What is the easiest way to find the symmetrical $x$ and $y$ coordinates?
(This is a high school problem)
Best Answer
I think you're over-thinking it. When you have the intersect point and another point, you just duplicate the difference to get the point on the other side.
$(\frac{6}{5}, -\frac{3}{5}) - (4, -2)$ is $(-\frac{14}{5}, \frac{7}{5})$
That is what you need to add to the point to get to your intersect point, so either add that do your intersect point, or double it and add it to the initial point to get the point on the other side:
$(-\frac{8}{5}, \frac{4}{5})$
Another option would just be to calculate the x difference and double it to get the opposite x coordinate and pop that into your perpendicular line equation.
Full:
Initial equation: $y = 2x - 3$
Point: $(4, -2)$
So any equation perpendicular to the initial one will have slope $-\frac{1}{2}$ as you suggest.
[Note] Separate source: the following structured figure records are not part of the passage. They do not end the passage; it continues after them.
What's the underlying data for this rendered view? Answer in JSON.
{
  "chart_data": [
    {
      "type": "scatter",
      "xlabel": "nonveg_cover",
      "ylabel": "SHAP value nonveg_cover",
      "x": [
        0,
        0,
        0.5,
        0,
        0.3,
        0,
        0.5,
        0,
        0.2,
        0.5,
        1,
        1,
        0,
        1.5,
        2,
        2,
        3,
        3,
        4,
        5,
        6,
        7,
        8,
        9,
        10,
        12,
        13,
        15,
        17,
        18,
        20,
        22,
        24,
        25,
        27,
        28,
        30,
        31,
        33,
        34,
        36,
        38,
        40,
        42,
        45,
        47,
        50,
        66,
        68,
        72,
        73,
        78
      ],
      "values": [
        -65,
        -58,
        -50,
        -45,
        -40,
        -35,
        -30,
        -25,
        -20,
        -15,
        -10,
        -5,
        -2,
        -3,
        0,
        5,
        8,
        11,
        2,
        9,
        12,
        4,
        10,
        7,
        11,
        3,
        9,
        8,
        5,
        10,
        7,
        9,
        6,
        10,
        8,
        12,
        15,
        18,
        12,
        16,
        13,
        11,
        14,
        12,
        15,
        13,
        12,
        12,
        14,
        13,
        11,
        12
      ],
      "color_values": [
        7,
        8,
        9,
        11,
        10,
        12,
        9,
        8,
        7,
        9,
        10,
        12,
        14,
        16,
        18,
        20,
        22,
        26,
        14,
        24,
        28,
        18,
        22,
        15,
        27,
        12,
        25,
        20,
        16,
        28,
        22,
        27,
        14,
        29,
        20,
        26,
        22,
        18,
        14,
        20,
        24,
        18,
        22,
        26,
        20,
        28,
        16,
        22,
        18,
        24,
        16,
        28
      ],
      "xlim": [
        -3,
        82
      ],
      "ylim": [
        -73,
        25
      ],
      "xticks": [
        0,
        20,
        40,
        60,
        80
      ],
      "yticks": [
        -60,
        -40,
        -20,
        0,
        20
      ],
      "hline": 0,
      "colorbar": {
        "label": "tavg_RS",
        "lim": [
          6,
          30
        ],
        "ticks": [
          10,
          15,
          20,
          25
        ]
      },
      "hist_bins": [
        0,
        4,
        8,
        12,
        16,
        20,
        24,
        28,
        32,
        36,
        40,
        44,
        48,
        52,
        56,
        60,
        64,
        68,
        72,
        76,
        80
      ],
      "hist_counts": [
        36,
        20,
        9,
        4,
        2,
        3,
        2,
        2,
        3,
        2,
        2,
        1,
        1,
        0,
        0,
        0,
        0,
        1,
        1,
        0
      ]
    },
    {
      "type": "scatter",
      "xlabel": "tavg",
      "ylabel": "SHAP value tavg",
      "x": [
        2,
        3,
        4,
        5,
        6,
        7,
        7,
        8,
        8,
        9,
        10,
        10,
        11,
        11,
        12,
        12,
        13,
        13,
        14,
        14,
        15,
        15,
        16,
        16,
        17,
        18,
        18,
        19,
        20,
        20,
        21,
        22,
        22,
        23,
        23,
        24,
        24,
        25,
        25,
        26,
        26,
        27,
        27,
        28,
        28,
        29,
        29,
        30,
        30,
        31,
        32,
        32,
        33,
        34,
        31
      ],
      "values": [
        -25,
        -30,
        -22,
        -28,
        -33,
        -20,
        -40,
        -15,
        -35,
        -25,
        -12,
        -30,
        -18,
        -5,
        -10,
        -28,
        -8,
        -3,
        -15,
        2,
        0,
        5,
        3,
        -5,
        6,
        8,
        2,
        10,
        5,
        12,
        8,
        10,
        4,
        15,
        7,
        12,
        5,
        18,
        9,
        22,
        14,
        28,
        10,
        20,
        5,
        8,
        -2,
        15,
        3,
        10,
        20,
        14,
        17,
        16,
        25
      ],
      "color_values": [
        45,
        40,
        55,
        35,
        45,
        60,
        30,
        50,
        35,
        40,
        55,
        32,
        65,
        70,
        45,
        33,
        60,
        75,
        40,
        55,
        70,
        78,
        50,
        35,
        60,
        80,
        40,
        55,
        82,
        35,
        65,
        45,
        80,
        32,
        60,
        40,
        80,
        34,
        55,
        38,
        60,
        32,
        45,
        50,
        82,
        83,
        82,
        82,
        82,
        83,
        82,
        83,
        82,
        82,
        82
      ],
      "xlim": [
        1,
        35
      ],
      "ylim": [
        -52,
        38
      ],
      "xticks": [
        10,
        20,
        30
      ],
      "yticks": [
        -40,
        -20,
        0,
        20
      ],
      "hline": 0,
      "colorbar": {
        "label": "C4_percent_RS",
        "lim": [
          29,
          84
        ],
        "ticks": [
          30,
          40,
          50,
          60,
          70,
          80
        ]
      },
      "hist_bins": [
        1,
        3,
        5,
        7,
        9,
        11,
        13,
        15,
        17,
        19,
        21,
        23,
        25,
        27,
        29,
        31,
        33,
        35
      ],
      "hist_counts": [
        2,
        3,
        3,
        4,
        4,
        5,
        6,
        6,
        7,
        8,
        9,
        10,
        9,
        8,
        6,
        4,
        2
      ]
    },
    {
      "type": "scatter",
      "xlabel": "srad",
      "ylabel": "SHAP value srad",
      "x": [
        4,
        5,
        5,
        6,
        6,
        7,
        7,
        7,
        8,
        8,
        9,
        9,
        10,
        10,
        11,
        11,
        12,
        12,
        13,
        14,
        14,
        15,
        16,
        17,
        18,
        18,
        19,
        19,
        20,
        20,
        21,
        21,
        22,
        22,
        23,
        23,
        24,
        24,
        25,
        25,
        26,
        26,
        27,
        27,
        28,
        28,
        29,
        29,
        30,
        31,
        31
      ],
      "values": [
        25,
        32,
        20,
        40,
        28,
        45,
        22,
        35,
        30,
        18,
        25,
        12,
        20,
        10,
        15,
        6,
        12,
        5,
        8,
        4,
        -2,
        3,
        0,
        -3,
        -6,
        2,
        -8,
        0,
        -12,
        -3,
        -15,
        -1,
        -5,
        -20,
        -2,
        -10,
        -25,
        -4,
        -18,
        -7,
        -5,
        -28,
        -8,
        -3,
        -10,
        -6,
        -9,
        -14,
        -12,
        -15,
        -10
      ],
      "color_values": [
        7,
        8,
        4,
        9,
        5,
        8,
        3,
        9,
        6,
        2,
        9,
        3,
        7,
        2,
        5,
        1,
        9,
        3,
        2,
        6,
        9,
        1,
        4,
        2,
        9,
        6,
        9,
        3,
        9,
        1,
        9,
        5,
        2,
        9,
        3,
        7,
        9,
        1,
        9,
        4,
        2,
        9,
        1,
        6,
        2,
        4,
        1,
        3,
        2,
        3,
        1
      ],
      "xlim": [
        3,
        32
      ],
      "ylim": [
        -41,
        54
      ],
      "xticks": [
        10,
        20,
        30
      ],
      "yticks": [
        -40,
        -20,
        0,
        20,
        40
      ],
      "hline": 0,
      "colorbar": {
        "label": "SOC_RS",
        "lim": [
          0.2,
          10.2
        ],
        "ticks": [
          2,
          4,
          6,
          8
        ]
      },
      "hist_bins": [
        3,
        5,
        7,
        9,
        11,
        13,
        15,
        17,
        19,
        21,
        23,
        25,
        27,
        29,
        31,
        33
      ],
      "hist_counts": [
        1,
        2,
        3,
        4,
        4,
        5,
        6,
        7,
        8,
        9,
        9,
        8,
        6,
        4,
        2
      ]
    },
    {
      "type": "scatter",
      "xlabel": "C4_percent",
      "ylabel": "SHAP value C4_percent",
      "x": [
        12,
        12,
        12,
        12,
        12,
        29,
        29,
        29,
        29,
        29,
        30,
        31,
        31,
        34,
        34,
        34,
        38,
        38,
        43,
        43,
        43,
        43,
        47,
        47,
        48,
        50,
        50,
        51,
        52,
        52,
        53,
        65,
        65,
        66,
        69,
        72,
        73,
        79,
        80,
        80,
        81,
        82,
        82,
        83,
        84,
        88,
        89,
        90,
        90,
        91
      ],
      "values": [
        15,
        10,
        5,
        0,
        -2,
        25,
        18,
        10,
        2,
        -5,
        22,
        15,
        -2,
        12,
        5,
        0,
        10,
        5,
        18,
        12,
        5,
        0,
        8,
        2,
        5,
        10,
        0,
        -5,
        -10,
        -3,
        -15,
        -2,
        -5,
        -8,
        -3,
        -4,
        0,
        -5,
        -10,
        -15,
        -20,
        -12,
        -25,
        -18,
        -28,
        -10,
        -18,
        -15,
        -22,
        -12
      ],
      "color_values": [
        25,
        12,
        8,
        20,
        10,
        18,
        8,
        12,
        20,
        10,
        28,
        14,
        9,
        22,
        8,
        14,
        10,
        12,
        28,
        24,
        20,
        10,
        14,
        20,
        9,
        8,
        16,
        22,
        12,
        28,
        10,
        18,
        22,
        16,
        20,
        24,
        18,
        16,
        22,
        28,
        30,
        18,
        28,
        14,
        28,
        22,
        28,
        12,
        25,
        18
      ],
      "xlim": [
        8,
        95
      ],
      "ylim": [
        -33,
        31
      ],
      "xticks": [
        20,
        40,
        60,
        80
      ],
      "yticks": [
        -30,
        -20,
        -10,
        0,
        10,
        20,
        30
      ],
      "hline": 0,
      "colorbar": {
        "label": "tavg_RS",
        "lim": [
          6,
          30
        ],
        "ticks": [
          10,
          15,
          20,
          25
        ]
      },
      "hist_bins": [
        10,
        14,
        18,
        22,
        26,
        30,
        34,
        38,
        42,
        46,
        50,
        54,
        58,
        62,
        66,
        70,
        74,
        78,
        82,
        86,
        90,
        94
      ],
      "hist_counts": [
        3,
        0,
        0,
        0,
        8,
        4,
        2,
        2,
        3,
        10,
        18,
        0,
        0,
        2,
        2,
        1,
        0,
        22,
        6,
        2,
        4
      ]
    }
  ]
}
You might have already found the full equation for the line to find your point, but plug in the $y$ value for the given point of -2 and solve for b:
$y = -\frac{1}{2}x$ + b
$b=y +\frac{1}{2}x$
$b=-2 + \frac{1}{2}4$
$b= 0$
So the formula for the perpendicular line passing through point $(4, -2)$ is $y = -\frac{1}{2}x$
Solving to find the intersection point to get the $x$ you set both equations to be equal and solve for x:
$2x - 3 = -\frac{1}{2}x$
$\frac{5x}{2} = 3$
$5x = 6$
$x = \frac{6}{5}$
Plugging that into either equation gives your intersect point:
$(\frac{6}{5},-\frac{3}{5})$
Ok, so now how do you find a point the same distance on the perpendicular line passing through $(4, -2)$? To get from $(4, -2)$ to $(\frac{6}{5}, -\frac{3}{5})$ you have to move $\frac{6}{5} - 4$ in the x direction and $-\frac{3}{5} - -2$ in the y direction, or $(-\frac{14}{5}, \frac{7}{5})$
Add that to the intersect point and you get the point on the opposite side, $(-\frac{8}{5}, \frac{4}{5})$. Plug the x value into your perpendicular equation:
$y = -\frac{1}{2}x$
$y = (-\frac{1}{2}) (-\frac{8}{5}$)
$y = \frac{8}{10}$
$y = \frac{4}{5}$